After they moved back to California, Burtnett continued as lead arranger and writer for the Hickman orchestra, his successful songs including "Sleep", "Leave Me With A Smile" (1921), "Mandalay" (1924), and "If I Should Lose You" (1927). In 1929, he took over as band leader on Hickman's retirement. His band then had a residency at the Biltmore Hotel in Los Angeles, and recorded for Brunswick Records backing the Biltmore Trio. They also appeared in two films, The Flying Fool (1929) and The Party Girl (1930), billed as "Earl Burtnett and his Hotel Biltmore Orchestra and Trio". They played across the country in the early and mid 1930s, with periods at both the Rice Hotel in Houston (from 1933), and later at the Drake Hotel and other venues in Chicago, where their concerts were often broadcast on WGN radio.
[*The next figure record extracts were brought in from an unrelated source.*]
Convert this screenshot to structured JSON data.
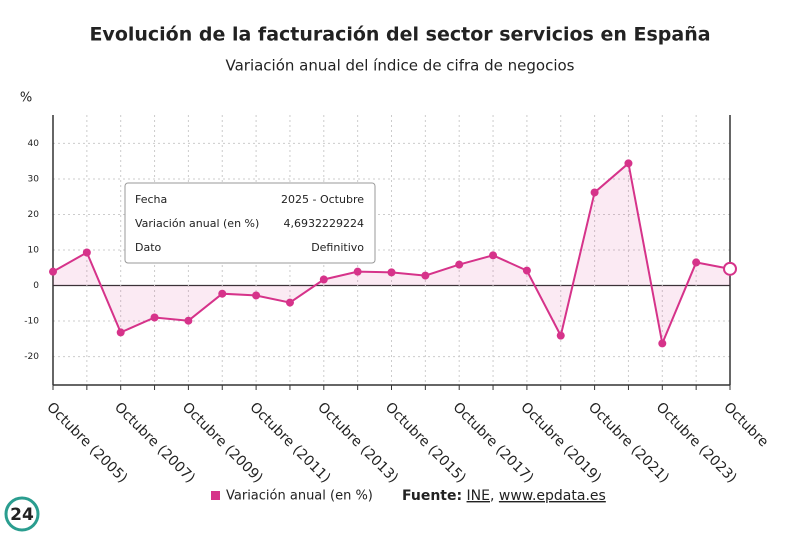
{
  "chart_data": {
    "type": "line",
    "title": "Evolución de la facturación del sector servicios en España",
    "subtitle": "Variación anual del índice de cifra de negocios",
    "y_label": "%",
    "categories": [
      "Octubre (2005)",
      null,
      "Octubre (2007)",
      null,
      "Octubre (2009)",
      null,
      "Octubre (2011)",
      null,
      "Octubre (2013)",
      null,
      "Octubre (2015)",
      null,
      "Octubre (2017)",
      null,
      "Octubre (2019)",
      null,
      "Octubre (2021)",
      null,
      "Octubre (2023)",
      null,
      "Octubre"
    ],
    "series": [
      {
        "name": "Variación anual (en %)",
        "color": "#d6338a",
        "values": [
          3.9,
          9.3,
          -13.2,
          -9.0,
          -9.9,
          -2.3,
          -2.8,
          -4.8,
          1.7,
          3.9,
          3.7,
          2.8,
          5.9,
          8.5,
          4.2,
          -14.1,
          26.2,
          34.4,
          -16.3,
          6.5,
          4.6932229224
        ]
      }
    ],
    "ylim": [
      -28,
      48
    ],
    "yticks": [
      -20,
      -10,
      0,
      10,
      20,
      30,
      40
    ],
    "grid": true,
    "tooltip": [
      [
        "Fecha",
        "2025 - Octubre"
      ],
      [
        "Variación anual (en %)",
        "4,6932229224"
      ],
      [
        "Dato",
        "Definitivo"
      ]
    ],
    "source_label": "Fuente:",
    "source_links": [
      "INE",
      "www.epdata.es"
    ],
    "logo": "24"
  }
}
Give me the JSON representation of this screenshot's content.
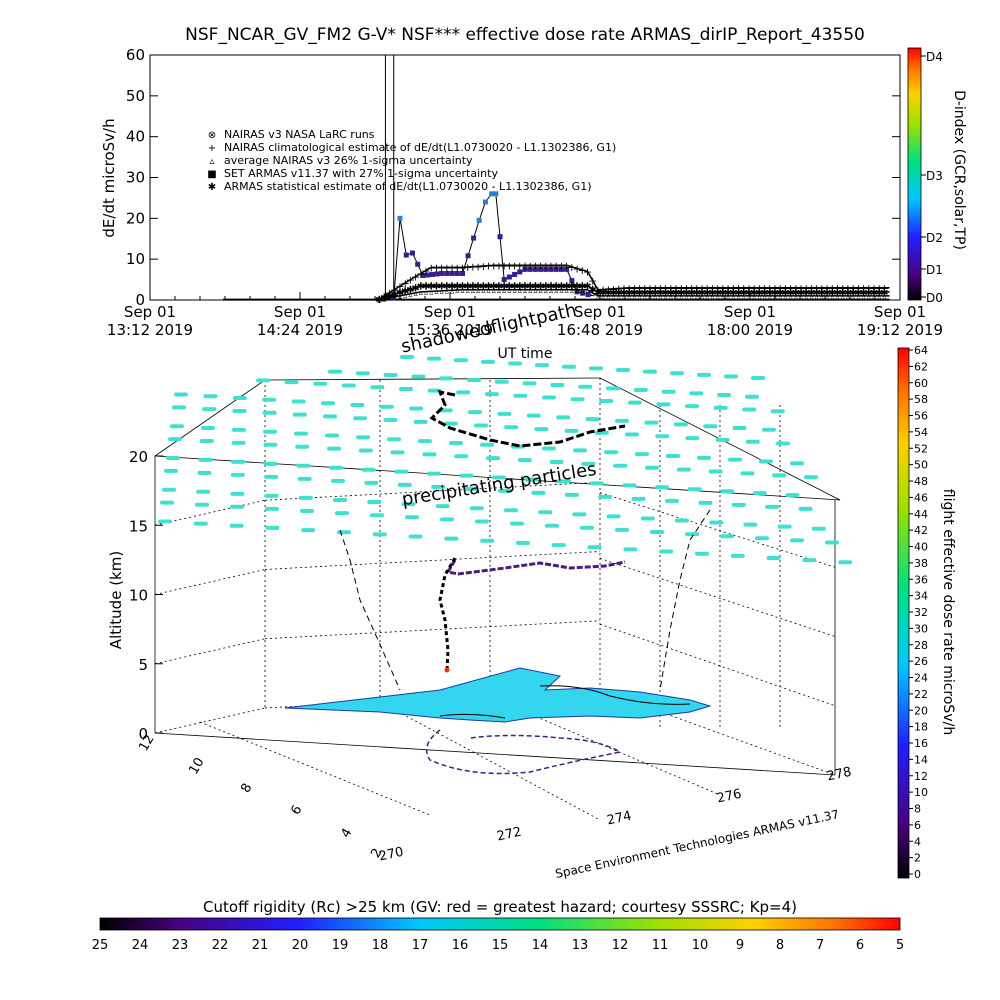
{
  "title": "NSF_NCAR_GV_FM2 G-V* NSF*** effective dose rate ARMAS_dirIP_Report_43550",
  "chart_data": [
    {
      "type": "line",
      "ylabel": "dE/dt microSv/h",
      "xlabel": "UT time",
      "ylim": [
        0,
        60
      ],
      "yticks": [
        0,
        10,
        20,
        30,
        40,
        50,
        60
      ],
      "xticks": [
        {
          "line1": "Sep 01",
          "line2": "13:12 2019"
        },
        {
          "line1": "Sep 01",
          "line2": "14:24 2019"
        },
        {
          "line1": "Sep 01",
          "line2": "15:36 2019"
        },
        {
          "line1": "Sep 01",
          "line2": "16:48 2019"
        },
        {
          "line1": "Sep 01",
          "line2": "18:00 2019"
        },
        {
          "line1": "Sep 01",
          "line2": "19:12 2019"
        }
      ],
      "xlim_minutes": [
        0,
        360
      ],
      "legend_placement": "upper-left",
      "legend": [
        {
          "symbol": "⊗",
          "label": "NAIRAS v3 NASA LaRC runs"
        },
        {
          "symbol": "+",
          "label": "NAIRAS climatological estimate of dE/dt(L1.0730020 - L1.1302386, G1)"
        },
        {
          "symbol": "▵",
          "label": "average NAIRAS v3 26% 1-sigma uncertainty"
        },
        {
          "symbol": "■",
          "label": "SET ARMAS v11.37 with 27% 1-sigma uncertainty"
        },
        {
          "symbol": "✱",
          "label": "ARMAS statistical estimate of dE/dt(L1.0730020 - L1.1302386, G1)"
        }
      ],
      "series": [
        {
          "name": "SET ARMAS v11.37 with 27% 1-sigma uncertainty",
          "x": [
            117,
            120,
            123,
            126,
            131,
            140,
            150,
            158,
            161,
            164,
            166,
            170,
            180,
            190,
            200,
            205,
            213
          ],
          "y": [
            0.5,
            20,
            11,
            11.5,
            6,
            6.5,
            6.5,
            19.5,
            24,
            26,
            26,
            5,
            7.5,
            7.5,
            7.5,
            2,
            1
          ]
        },
        {
          "name": "NAIRAS climatological estimate of dE/dt(L1.0730020 - L1.1302386, G1)",
          "x": [
            110,
            125,
            135,
            150,
            165,
            180,
            200,
            210,
            215,
            230,
            300,
            355
          ],
          "y": [
            0.2,
            5,
            8,
            8,
            8.5,
            8.5,
            8.5,
            7,
            2.5,
            3,
            3,
            3
          ]
        },
        {
          "name": "ARMAS statistical estimate of dE/dt(L1.0730020 - L1.1302386, G1)",
          "x": [
            110,
            130,
            150,
            170,
            190,
            210,
            215,
            230,
            300,
            355
          ],
          "y": [
            0.3,
            3.5,
            3.5,
            3.5,
            3.5,
            3.5,
            2,
            2,
            2,
            2
          ]
        },
        {
          "name": "average NAIRAS v3 26% 1-sigma uncertainty",
          "x": [
            110,
            130,
            150,
            170,
            190,
            210,
            215,
            300,
            355
          ],
          "y": [
            0.1,
            2,
            2.5,
            2.5,
            2.5,
            2.5,
            1,
            1,
            1
          ]
        }
      ],
      "vertical_marker_minutes": [
        113,
        117
      ],
      "colorbar": {
        "label": "D-index (GCR,solar,TP)",
        "ticks": [
          "D0",
          "D1",
          "D2",
          "D3",
          "D4"
        ]
      }
    },
    {
      "type": "scatter",
      "zlabel": "Altitude (km)",
      "zticks": [
        "0",
        "5",
        "10",
        "15",
        "20"
      ],
      "lat_ticks": [
        "12",
        "10",
        "8",
        "6",
        "4",
        "2"
      ],
      "lon_ticks": [
        "270",
        "272",
        "274",
        "276",
        "278"
      ],
      "annotations": [
        "shadowedflightpath",
        "UT time",
        "precipitating particles"
      ],
      "credit": "Space Environment Technologies ARMAS v11.37",
      "colorbar": {
        "label": "flight effective dose rate microSv/h",
        "ticks": [
          "0",
          "2",
          "4",
          "6",
          "8",
          "10",
          "12",
          "14",
          "16",
          "18",
          "20",
          "22",
          "24",
          "26",
          "28",
          "30",
          "32",
          "34",
          "36",
          "38",
          "40",
          "42",
          "44",
          "46",
          "48",
          "50",
          "52",
          "54",
          "56",
          "58",
          "60",
          "62",
          "64"
        ]
      }
    }
  ],
  "bottom_bar": {
    "label": "Cutoff rigidity (Rc) >25 km (GV: red = greatest hazard; courtesy SSSRC; Kp=4)",
    "ticks": [
      "25",
      "24",
      "23",
      "22",
      "21",
      "20",
      "19",
      "18",
      "17",
      "16",
      "15",
      "14",
      "13",
      "12",
      "11",
      "10",
      "9",
      "8",
      "7",
      "6",
      "5"
    ]
  },
  "colors": {
    "particles": "#40e0d0",
    "land": "#33d6ee",
    "flight_track": "#4b1c7a",
    "armas_marker": "#2040c8"
  }
}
Burtnett recorded for Columbia from 1926 through 1928 when he signed with Brunswick and recorded prolifically through mid-1931. There was a further session in Chicago in May, 1934 for Columbia. During that break, his band was apparently making transcriptions, but none have ever turned up.

==Death==
On Christmas Eve, 1935, Burtnett underwent an appendectomy at Illinois Central Hospital in Chicago. However, peritonitis set in after the operation, and he died on January 2, 1936, at the age of 39.